Alberu, büyürken Rosalyn’in hayal ettiğinden daha fazla acı çekmiş bile olabilirdi.

Hayatında hiç acı çekmeden büyümüş birine benziyordu, ancak Rosalyn bunun onun önyargısının bir sonucu olduğunu biliyordu ve bunun yerine gelişigüzel bir şekilde yorum yaptı.

“Şahsen demlediğiniz çayı dört gözle bekliyorum, majesteleri.”

“Pekala, ben bu konuda yeterliyim.”

Alberu, Cale ve Raon konuşmaya başlamadan önce garip bir gülümsemeyle karşılık verdi.

“Majesteleri, bana da bir bardak lütfen.”

“Hey, veliaht prens!

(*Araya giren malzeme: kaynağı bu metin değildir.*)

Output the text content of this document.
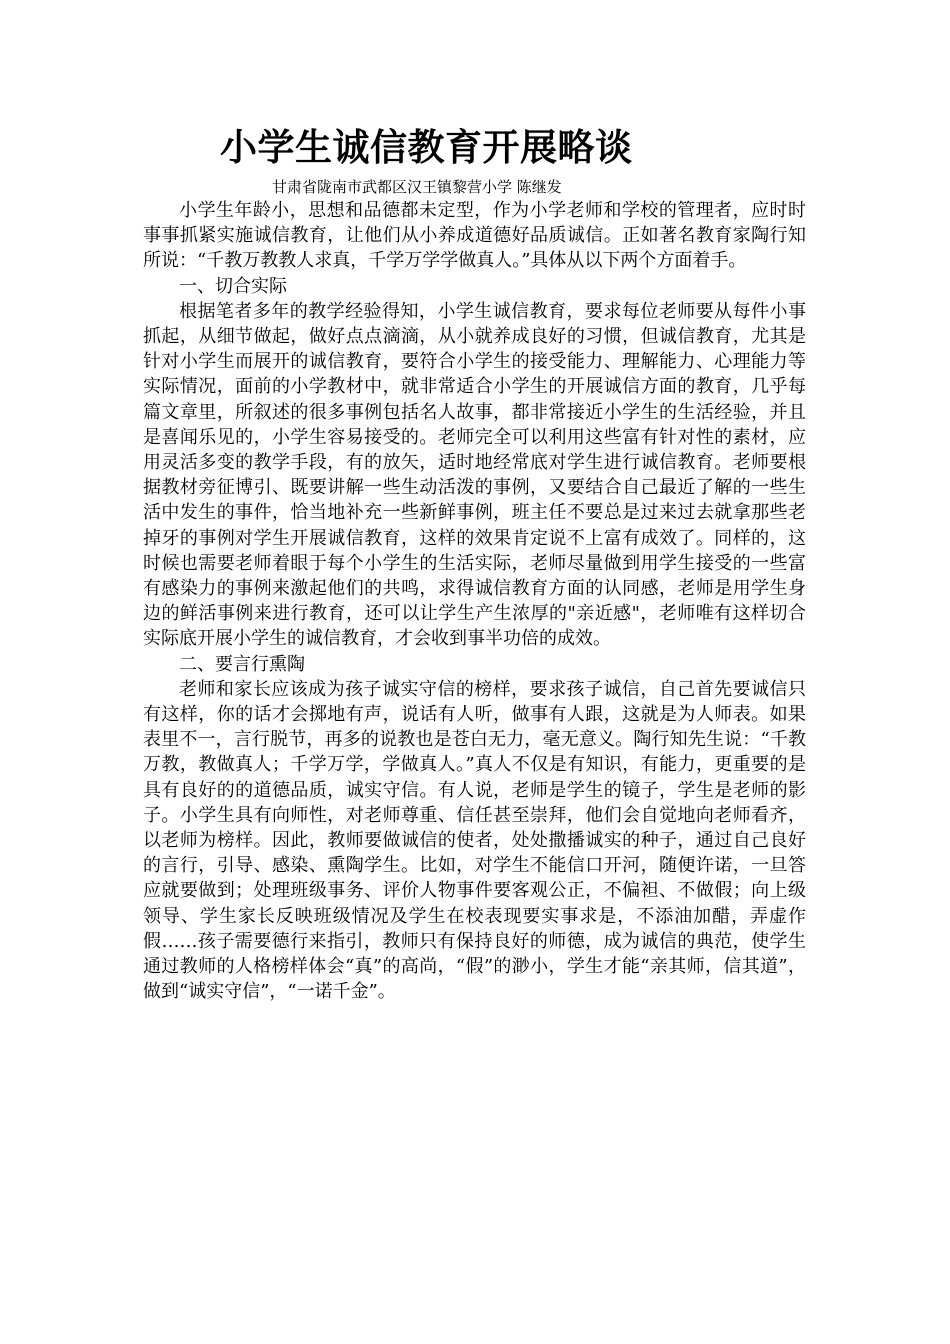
小学生诚信教育开展略谈
甘肃省陇南市武都区汉王镇黎营小学 陈继发

小学生年龄小，思想和品德都未定型，作为小学老师和学校的管理者，应时时事事抓紧实施诚信教育，让他们从小养成道德好品质诚信。正如著名教育家陶行知所说：“千教万教教人求真，千学万学学做真人。”具体从以下两个方面着手。

一、切合实际

根据笔者多年的教学经验得知，小学生诚信教育，要求每位老师要从每件小事抓起，从细节做起，做好点点滴滴，从小就养成良好的习惯，但诚信教育，尤其是针对小学生而展开的诚信教育，要符合小学生的接受能力、理解能力、心理能力等实际情况，面前的小学教材中，就非常适合小学生的开展诚信方面的教育，几乎每篇文章里，所叙述的很多事例包括名人故事，都非常接近小学生的生活经验，并且是喜闻乐见的，小学生容易接受的。老师完全可以利用这些富有针对性的素材，应用灵活多变的教学手段，有的放矢，适时地经常底对学生进行诚信教育。老师要根据教材旁征博引、既要讲解一些生动活泼的事例，又要结合自己最近了解的一些生活中发生的事件，恰当地补充一些新鲜事例，班主任不要总是过来过去就拿那些老掉牙的事例对学生开展诚信教育，这样的效果肯定说不上富有成效了。同样的，这时候也需要老师着眼于每个小学生的生活实际，老师尽量做到用学生接受的一些富有感染力的事例来激起他们的共鸣，求得诚信教育方面的认同感，老师是用学生身边的鲜活事例来进行教育，还可以让学生产生浓厚的"亲近感"，老师唯有这样切合实际底开展小学生的诚信教育，才会收到事半功倍的成效。

二、要言行熏陶

老师和家长应该成为孩子诚实守信的榜样，要求孩子诚信，自己首先要诚信只有这样，你的话才会掷地有声，说话有人听，做事有人跟，这就是为人师表。如果表里不一，言行脱节，再多的说教也是苍白无力，毫无意义。陶行知先生说：“千教万教，教做真人；千学万学，学做真人。”真人不仅是有知识，有能力，更重要的是具有良好的的道德品质，诚实守信。有人说，老师是学生的镜子，学生是老师的影子。小学生具有向师性，对老师尊重、信任甚至崇拜，他们会自觉地向老师看齐，以老师为榜样。因此，教师要做诚信的使者，处处撒播诚实的种子，通过自己良好的言行，引导、感染、熏陶学生。比如，对学生不能信口开河，随便许诺，一旦答应就要做到；处理班级事务、评价人物事件要客观公正，不偏袒、不做假；向上级领导、学生家长反映班级情况及学生在校表现要实事求是，不添油加醋，弄虚作假……孩子需要德行来指引，教师只有保持良好的师德，成为诚信的典范，使学生通过教师的人格榜样体会“真”的高尚，“假”的渺小，学生才能“亲其师，信其道”，做到“诚实守信”，“一诺千金”。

Hiç meyve suyunuz yok mu?”

“Aigoo.”

Alberu bir baş ağrısının geldiğini hissetti. Bir eliyle şakaklarına bastırırken diğer eliyle iki bardak daha çıkardı.

Daha sonra serin büyüyle büyülenmiş bir kutudan biraz elma suyu çıkardı ve bardaklardan birine döktü.

“Ohhhhh! Hey veliaht prens, senin iyi bir veliaht prens olduğunu biliyordum! Elmaları severim! Elmalı turtalar en iyisidir!”

“…Sana da biraz elmalı turta vereyim mi, Raon-nim?”

“Bende çok var! Sana bir tane vereceğim!”

Alberu, Raon’un patileriyle meyve suyu fincanını tutmasını, Cale’in yanına uçmasını, sandalyeye oturmasını ve çaydanlığa dönmeden önce suyu höpürdetmeye başlamasını izledi.

Raon sihrini kullanarak bir demet elmalı turta çıkardı ve o anda kurabiye sepetini doldurdu.

“İnsan! Bol bol elmalı turta ye!”

“Tamam aşkım.”

Cale fazla düşünmeden bir parça elmalı turta yemeye başladı.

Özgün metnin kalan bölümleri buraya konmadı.